I’m reluctant to break it to Victor, but at 100 grand per year, stunning as that price-tag may be, Celgene’s product happens to cost a mere one-fifth of some of the most recently approved biotech cures. The mathmatics should be of huge concern, but the problem won’t be addressed by demonizing the organizations that are putting their own dollars on the lab-bench to fund research. (When Victor condescendingly draws attention to these organizations as “foreign companies,” you really question his priorities. As if any sick person seeking medical attention would ever consider for a second whether the location of the head office of the therapy provider is in Calgary, Cleveland or Constantinople.)
Even a man on a well-paid mission to embarrass corporate big-wigs would have to acknowledge that it is cheaper to provide statins and antihypertensives to patients, than it is to perform cardiac surgery, or provide lengthy stroke rehabilitation. Anyone will see that it is less expensive and far more humane for the health system to offer SSRIs to the severely depressed, or anti-psychotic drugs to those with bipolar disorder, than it is to pay for their lifetime institutionalization. I would not know how to crunch numbers comparing a hundred-thousand dollar drug regimen to a nine-month stay in an oncology unit or hospice, lost workplace productivity and other factors — but my job doesn’t demand any special mastery of the formulae of Pharmacoeconomics.

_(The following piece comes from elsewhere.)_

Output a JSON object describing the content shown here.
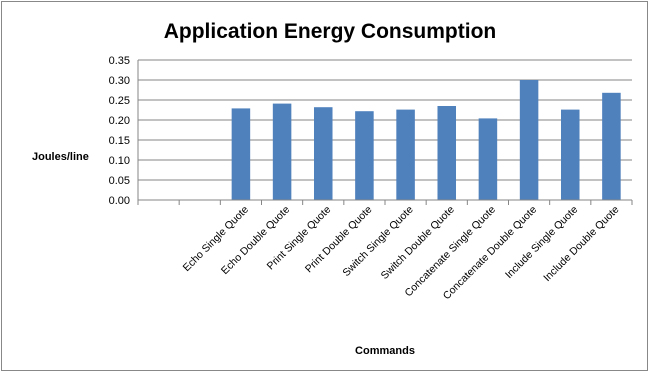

However, don’t think that these commonly recognized drug classes — statins, SSRIs — entered the public vocabulary because crabby editors and tetchy academics instantly recognized they might become worthwhile public expenditures. We learned about them because they saved lives: possibly your life, or that of someone you care about. It’s a free country, to some extent, and you can go right ahead and conclude that the prices of some drugs are way too high. You might not be wrong. But just one time, one time out of the many times you hear gripes about Big Pharma and drug costs, it would be nice if some contrarian would just once throw in the following concession: “I’m glad of what they’re doing to save the lives of Canadians.”